An immortal like Shakespeare knows nothing of his own immortality about which we are so keenly conscious. As he knows nothing of it when it is in its highest vitality, centuries, it may be, after his apparent death, so it is best and happiest if during his bodily life he should think little or nothing about it and perhaps hardly suspect that he will live after his death at all.
And yet I do not know—I could not keep myself going at all if I did not believe that I was likely to inherit a good average three-score years and ten of immortality. There are very few workers who are not sustained by this belief, or at least hope, but it may well be doubted whether this is not a sign that they are not going to be immortal—and I am content (or try to be) to fare as my neighbours.
The World Made to Enjoy
When we grumble about the vanity of all human things, inasmuch as even the noblest works are not eternal but must become sooner or later as though they had never been, we should remember that the world, so far as we can see, was made to enjoy rather than to last. Come-and-go pervades everything of which we have knowledge, and though great things go more slowly, they are built up of small ones and must fare as that which makes them.
Are we to have our enjoyment of Handel and Shakespeare weakened because a day will come when there will be no more of either Handel or Shakespeare nor yet of ears to hear them?
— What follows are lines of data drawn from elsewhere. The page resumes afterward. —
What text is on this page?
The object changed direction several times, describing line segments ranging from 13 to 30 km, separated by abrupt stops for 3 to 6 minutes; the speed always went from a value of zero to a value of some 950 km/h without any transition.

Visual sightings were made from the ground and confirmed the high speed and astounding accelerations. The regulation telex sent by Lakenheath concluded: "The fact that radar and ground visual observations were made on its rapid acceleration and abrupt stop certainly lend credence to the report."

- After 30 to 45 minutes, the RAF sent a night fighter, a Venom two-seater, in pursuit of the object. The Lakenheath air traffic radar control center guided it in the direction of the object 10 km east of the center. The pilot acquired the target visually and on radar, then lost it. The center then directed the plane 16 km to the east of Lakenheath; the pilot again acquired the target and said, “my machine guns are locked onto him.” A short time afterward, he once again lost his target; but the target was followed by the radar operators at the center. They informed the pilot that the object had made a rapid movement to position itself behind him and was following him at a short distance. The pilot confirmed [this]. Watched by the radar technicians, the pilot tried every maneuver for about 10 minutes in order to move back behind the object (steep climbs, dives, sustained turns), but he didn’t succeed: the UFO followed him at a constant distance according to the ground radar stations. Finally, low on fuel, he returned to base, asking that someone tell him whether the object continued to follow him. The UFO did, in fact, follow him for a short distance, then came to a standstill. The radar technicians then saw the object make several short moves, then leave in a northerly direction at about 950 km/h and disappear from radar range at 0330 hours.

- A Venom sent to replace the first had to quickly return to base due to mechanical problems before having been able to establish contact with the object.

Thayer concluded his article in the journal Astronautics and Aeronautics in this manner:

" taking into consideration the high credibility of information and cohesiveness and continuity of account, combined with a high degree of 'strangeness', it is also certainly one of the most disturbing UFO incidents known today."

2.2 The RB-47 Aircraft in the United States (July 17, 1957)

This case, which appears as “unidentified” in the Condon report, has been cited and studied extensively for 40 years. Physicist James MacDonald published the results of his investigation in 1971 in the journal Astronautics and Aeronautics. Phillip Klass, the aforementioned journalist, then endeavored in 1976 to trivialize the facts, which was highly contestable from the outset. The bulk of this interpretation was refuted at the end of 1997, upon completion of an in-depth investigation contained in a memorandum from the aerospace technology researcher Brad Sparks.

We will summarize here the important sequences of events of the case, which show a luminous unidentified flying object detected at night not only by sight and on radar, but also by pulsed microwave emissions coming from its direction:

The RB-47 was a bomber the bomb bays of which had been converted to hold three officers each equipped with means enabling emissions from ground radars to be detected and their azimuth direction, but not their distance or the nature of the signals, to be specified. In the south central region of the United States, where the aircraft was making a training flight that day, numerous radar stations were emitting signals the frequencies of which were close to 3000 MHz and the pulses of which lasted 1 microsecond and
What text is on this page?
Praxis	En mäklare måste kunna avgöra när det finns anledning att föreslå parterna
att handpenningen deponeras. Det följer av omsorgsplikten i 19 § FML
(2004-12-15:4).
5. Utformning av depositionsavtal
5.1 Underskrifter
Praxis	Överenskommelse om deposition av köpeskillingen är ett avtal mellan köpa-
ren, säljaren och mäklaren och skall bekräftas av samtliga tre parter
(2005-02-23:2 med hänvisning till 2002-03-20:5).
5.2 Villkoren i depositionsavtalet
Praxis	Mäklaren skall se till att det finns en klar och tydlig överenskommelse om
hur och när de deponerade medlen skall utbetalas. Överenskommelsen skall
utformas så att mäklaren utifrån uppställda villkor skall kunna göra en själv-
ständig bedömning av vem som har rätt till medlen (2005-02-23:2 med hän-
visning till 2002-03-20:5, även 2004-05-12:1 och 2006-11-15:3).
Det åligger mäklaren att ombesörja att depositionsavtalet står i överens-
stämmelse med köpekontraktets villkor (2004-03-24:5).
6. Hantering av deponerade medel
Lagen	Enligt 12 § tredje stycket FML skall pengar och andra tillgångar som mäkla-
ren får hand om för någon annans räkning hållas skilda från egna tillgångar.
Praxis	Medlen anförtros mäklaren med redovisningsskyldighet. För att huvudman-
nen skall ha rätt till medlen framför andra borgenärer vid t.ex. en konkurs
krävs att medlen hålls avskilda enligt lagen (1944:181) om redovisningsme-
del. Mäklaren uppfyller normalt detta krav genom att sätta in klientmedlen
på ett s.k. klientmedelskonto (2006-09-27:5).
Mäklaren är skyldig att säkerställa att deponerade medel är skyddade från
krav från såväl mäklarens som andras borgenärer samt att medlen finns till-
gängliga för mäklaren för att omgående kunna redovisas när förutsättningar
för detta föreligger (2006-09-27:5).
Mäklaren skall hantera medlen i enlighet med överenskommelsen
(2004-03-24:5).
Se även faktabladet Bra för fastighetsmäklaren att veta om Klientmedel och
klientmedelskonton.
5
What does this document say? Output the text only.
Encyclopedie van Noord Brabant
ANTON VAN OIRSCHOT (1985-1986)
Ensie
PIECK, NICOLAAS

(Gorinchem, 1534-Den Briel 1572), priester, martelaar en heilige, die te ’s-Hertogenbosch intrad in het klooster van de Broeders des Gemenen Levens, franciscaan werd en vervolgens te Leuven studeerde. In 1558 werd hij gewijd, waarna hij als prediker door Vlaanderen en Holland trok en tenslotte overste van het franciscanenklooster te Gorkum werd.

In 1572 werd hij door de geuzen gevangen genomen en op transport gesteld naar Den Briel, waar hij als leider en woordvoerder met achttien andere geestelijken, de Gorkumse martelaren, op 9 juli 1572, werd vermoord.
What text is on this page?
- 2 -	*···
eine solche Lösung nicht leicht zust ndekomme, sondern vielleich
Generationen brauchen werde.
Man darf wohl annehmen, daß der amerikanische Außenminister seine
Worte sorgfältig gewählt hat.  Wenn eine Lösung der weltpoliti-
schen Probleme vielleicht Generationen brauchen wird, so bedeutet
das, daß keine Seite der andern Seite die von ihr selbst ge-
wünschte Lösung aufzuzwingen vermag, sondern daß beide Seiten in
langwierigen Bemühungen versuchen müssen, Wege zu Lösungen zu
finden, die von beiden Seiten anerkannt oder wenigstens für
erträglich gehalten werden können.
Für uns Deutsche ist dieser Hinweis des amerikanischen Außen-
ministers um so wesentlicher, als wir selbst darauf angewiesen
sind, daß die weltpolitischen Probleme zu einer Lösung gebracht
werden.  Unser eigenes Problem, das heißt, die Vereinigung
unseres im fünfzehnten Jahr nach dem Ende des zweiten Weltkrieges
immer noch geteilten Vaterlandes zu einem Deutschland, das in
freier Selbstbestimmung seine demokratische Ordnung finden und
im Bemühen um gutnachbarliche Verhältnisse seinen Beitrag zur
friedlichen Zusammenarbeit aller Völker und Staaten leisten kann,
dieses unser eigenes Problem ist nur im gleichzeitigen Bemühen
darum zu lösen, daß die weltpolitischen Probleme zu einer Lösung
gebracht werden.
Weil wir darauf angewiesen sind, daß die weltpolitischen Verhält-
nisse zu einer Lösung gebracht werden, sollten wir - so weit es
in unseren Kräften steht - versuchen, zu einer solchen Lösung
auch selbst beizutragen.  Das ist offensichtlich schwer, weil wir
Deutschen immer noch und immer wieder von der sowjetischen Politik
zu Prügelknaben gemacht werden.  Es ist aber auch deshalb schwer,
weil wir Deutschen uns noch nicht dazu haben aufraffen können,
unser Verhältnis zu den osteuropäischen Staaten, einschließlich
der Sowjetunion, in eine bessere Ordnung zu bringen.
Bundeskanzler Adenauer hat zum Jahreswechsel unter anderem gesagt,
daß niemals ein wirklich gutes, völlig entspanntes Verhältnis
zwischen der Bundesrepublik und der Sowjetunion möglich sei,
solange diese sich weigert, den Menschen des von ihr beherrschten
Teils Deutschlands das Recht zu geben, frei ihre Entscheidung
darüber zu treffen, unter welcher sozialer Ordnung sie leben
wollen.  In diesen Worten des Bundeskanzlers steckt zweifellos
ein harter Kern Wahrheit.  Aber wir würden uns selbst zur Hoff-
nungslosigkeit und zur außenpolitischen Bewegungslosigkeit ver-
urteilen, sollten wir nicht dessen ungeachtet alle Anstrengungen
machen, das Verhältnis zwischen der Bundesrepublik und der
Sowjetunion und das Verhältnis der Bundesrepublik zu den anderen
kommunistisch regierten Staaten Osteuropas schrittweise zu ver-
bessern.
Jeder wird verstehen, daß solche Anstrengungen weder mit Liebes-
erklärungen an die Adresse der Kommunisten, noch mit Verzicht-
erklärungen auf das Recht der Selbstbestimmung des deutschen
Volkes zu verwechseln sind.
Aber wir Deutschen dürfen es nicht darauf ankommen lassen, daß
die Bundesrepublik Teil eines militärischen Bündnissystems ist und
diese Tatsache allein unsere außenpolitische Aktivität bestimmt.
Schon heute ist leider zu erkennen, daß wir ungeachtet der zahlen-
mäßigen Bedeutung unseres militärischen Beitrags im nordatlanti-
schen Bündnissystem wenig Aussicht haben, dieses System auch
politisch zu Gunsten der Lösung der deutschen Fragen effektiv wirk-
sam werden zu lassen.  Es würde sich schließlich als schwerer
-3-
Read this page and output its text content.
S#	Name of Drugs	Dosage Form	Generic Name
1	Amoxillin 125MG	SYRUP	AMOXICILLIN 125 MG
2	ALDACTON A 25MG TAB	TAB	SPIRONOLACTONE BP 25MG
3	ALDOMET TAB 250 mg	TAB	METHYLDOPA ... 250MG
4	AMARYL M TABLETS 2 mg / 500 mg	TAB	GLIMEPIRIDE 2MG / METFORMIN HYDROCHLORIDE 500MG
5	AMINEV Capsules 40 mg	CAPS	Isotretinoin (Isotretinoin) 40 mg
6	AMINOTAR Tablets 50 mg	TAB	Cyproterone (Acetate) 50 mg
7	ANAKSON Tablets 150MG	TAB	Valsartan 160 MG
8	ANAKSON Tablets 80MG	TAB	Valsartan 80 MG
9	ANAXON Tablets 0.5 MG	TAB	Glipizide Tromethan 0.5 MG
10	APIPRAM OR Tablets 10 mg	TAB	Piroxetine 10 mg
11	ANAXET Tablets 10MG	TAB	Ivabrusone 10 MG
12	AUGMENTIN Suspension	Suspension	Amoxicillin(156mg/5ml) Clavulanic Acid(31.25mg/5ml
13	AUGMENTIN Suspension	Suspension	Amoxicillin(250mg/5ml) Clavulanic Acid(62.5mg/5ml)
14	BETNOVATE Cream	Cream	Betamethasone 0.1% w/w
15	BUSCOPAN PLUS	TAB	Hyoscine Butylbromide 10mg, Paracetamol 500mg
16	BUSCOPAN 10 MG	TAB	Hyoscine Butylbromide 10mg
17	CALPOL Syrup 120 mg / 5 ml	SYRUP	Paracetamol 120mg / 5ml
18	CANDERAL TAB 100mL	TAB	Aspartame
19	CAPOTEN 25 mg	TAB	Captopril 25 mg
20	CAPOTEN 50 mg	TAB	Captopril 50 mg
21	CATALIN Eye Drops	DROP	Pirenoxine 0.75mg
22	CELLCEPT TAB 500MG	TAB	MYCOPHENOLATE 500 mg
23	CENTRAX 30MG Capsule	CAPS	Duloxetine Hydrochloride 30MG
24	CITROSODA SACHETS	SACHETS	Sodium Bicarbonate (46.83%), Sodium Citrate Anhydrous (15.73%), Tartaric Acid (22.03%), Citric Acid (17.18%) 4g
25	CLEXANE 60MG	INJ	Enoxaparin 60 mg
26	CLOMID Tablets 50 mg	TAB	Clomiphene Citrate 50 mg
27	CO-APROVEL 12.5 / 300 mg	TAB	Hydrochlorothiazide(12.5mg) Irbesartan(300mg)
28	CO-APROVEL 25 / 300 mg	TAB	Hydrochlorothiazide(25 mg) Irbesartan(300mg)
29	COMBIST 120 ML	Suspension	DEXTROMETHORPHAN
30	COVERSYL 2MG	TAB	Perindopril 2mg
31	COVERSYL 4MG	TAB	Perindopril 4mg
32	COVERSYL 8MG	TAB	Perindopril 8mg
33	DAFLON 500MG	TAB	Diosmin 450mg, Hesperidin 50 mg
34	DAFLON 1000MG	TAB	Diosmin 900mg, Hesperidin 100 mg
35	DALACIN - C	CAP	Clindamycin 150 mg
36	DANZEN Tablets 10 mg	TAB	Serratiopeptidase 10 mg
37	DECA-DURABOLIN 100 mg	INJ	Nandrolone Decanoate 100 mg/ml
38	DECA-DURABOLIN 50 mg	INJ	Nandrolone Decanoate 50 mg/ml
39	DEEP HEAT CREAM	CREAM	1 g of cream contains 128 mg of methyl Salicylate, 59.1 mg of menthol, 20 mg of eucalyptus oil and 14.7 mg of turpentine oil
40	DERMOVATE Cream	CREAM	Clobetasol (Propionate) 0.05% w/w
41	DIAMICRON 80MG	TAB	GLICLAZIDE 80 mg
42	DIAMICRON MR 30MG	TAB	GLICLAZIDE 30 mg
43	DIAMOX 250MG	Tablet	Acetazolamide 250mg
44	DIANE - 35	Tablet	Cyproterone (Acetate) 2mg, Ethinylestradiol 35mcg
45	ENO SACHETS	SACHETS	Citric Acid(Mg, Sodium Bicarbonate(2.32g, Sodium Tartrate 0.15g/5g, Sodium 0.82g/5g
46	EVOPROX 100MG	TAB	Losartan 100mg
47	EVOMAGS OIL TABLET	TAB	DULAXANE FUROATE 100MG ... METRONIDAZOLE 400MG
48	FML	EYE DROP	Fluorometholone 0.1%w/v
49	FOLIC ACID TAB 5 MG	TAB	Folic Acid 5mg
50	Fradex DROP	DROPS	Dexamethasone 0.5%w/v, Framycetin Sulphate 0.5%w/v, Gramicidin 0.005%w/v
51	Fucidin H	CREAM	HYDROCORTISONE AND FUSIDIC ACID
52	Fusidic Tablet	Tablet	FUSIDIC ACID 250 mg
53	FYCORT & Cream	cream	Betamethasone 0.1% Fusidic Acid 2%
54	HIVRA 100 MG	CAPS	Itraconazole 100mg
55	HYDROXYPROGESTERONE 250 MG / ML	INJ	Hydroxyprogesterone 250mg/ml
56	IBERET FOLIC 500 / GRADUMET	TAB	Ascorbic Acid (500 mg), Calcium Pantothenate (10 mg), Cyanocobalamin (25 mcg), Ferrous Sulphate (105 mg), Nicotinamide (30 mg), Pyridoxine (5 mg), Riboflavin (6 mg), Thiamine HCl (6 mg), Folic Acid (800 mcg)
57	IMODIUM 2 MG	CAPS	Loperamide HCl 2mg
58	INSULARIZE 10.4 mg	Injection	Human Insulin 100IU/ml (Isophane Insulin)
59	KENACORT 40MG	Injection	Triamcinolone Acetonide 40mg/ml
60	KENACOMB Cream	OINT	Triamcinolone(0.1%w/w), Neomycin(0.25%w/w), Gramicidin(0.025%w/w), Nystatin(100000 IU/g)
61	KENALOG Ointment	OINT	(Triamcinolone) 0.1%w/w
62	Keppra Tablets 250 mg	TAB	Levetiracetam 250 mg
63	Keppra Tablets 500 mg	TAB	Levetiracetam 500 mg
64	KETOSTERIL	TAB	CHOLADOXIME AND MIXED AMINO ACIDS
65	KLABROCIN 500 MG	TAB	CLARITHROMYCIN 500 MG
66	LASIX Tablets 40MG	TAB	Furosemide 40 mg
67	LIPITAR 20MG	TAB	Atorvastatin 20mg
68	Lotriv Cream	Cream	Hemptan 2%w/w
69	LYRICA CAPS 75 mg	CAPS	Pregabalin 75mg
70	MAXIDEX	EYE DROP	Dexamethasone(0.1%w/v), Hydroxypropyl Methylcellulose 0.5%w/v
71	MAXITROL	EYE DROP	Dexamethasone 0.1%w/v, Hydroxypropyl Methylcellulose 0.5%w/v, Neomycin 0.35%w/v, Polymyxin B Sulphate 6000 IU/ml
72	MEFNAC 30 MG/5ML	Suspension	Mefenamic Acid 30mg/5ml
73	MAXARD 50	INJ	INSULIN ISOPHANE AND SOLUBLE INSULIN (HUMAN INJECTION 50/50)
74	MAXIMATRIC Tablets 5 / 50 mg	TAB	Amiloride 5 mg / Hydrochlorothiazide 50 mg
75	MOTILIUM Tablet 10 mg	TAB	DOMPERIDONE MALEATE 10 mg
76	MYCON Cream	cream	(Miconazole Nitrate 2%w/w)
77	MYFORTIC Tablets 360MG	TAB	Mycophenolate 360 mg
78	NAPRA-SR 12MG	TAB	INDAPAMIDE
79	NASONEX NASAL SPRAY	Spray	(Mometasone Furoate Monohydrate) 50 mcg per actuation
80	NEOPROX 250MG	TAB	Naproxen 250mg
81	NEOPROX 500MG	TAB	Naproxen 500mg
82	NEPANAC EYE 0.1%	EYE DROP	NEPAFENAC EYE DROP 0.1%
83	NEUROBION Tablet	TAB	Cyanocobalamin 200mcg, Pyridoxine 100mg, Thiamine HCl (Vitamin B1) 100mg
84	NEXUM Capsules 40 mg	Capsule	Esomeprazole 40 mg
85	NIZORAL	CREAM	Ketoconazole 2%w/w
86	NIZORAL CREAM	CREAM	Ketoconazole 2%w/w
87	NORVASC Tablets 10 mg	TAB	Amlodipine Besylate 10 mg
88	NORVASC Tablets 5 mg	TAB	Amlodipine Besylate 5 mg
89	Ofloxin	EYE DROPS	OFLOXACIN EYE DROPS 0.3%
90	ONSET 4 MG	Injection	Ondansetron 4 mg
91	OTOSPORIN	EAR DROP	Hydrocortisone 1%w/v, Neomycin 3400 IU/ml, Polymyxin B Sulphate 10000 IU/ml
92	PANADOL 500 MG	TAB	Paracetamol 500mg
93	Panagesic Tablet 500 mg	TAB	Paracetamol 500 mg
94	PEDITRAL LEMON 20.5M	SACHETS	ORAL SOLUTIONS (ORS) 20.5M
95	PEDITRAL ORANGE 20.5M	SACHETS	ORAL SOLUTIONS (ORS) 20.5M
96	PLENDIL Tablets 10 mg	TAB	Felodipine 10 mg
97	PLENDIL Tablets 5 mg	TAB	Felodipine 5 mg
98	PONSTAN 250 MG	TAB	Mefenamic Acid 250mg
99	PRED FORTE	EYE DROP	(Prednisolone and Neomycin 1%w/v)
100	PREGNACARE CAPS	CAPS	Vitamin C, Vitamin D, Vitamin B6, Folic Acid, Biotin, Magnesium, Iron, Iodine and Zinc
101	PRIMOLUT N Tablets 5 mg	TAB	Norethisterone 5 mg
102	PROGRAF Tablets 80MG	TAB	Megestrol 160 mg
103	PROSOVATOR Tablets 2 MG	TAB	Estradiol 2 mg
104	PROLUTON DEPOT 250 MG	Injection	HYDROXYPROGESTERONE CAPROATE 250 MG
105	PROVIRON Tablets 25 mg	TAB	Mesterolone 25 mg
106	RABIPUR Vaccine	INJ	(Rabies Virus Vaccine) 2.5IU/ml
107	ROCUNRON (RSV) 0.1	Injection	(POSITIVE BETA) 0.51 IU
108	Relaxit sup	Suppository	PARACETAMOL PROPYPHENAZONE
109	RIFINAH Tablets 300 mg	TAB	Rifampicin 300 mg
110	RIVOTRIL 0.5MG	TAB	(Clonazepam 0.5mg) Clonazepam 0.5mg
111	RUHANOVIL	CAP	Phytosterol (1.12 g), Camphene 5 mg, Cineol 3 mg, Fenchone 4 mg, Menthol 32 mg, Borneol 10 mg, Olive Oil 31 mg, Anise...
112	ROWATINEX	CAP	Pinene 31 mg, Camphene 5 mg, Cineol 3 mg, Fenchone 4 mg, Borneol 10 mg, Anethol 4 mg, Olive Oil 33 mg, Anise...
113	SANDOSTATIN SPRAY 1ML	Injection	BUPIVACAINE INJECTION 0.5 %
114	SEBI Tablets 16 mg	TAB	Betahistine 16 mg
Is it not enough that they should stir such countless multitudes so profoundly and kindle such intense and affectionate admiration for so many ages as they have done and probably will continue to do? The life of a great thing may be so long as practically to come to immortality even now, but that is not the point. The point is that if anything was aimed at at all when things began to shape or to be shaped, it seems to have been a short life and a merry one, with an extension of time in certain favoured cases, rather than a permanency even of the very best and noblest. And, when one comes to think of it, death and birth are so closely correlated that one could not destroy either without destroying the other at the same time. It is extinction that makes creation possible.
If, however, any work is to have long life it is not enough that it should be good of its kind. Many ephemeral things are perfect in their way. It must be of a durable kind as well.
Living in Others
We had better live in others as much as we can if only because we thus live more in the race, which God really does seem to care about a good deal, and less in the individual, to whom, so far as I can see, he is indifferent. After we are dead it matters not to the life we have led in ourselves what people may say of us, but it matters much to the life we lead in others and this should be our true life.